When I met Inger Lise Rasmussen at the Fotofest Paris portfolio review last November, one of the first things she said to me was “I’m not a photographer, I’m a print-maker.” This distinction is worth keeping in mind when looking at her work. Going through her portfolio at the time, it was clear to me that each of her prints should be considered as objects rather than just as images. She makes her prints using a photo-gravure process and her background as a graphic artist comes through clearly in her compositions of multiple images on a single sheet of the rich, textured papers which she uses. I found the results to be quietly beautiful and very different to the other work which I reviewed at the time.
Given the importance of the print-making process to Rasmussen, I was curious how her work would translate into book form, particularly into the form of a fairly straightforward exhibition catalogue such as this one. Although I think she is being a little hard on her herself (and more than a little tongue-in-cheek) when she says “I’m not a photographer,” I do think that her pictures are more interesting as graphic elements with a very particular atmosphere and texture than as photographic images.
In 2007 and 2008 Rasmussen made two trips to China to study the country’s exploding urban growth in the cities of Beijing, Xian, Wuhan, Chongqing and Shanghai.
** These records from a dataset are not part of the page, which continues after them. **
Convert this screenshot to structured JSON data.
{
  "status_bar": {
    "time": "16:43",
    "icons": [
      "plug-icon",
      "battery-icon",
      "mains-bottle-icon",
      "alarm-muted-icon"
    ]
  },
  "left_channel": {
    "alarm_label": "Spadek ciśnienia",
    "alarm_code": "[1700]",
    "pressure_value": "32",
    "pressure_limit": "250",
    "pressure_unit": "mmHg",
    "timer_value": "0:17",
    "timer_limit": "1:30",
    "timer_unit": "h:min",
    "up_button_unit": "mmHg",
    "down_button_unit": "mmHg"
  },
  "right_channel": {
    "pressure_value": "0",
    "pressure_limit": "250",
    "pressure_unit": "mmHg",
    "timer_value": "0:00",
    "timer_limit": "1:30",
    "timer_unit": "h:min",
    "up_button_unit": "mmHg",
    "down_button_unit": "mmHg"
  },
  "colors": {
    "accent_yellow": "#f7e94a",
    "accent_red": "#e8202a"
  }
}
The resulting collection, Brilliant City, is not broken down into separate sections for each city, but structured as a series of small chapters on different characteristic aspects of urban China. These fragments go from the ‘big picture’ of the cities’ structures (old hutong neighbourhoods being torn down, cityscapes of new neighbourhoods of huge residential blocks) to the more detailed and human (a group of grasshopper collectors, a metal worker, a percussionist). Unfortunately, I found that the book suffered a bit from this fragmented structure: it felt like the series of vignettes that it contains didn’t quite add up to a coherent or complex impression of the China’s emerging mega-cities. Although the book is well printed, having seen Rasmussen’s prints, I don’t think the book quite manages to replicate the richness of the gravure tones and texture of her prints.
Brilliant City is at it’s best when the pages of the book echo the graphic compositions of Rasmussen’s prints. Her gravure technique is also better suited to the more intimate images (grasshopper collectors, a lone percussionist) than the sprawling cityscapes. In a chapter entitled ‘Lost in Singing’, an old woman singing fades gradually out of focus across a series of three images punctuated by a fourth image of an ancient stone, a sequence which manages to be both poetic and, frankly, strange.
What I enjoyed most about Brilliant City was seeing one of the hottest subjects in contemporary photography (urban growth in China) treated in a very different way from the many large-format formal studies that have appeared in recent years. Although Rasmussen uses old, some might even say antiquated, techniques this gives her work a more lyrical sensibility without misleading the viewer into thinking that these are images of the past. There is still a strong sense of this being China now. Although some of the subjects felt a little too obvious (the fading lanterns or the building sites), the book doesn’t fall into the trap of romanticising the past and criticising it’s modern replacement. It feels more like a slightly melancholy acceptance of the fact that China is undergoing a radical transformation, for better or for worse.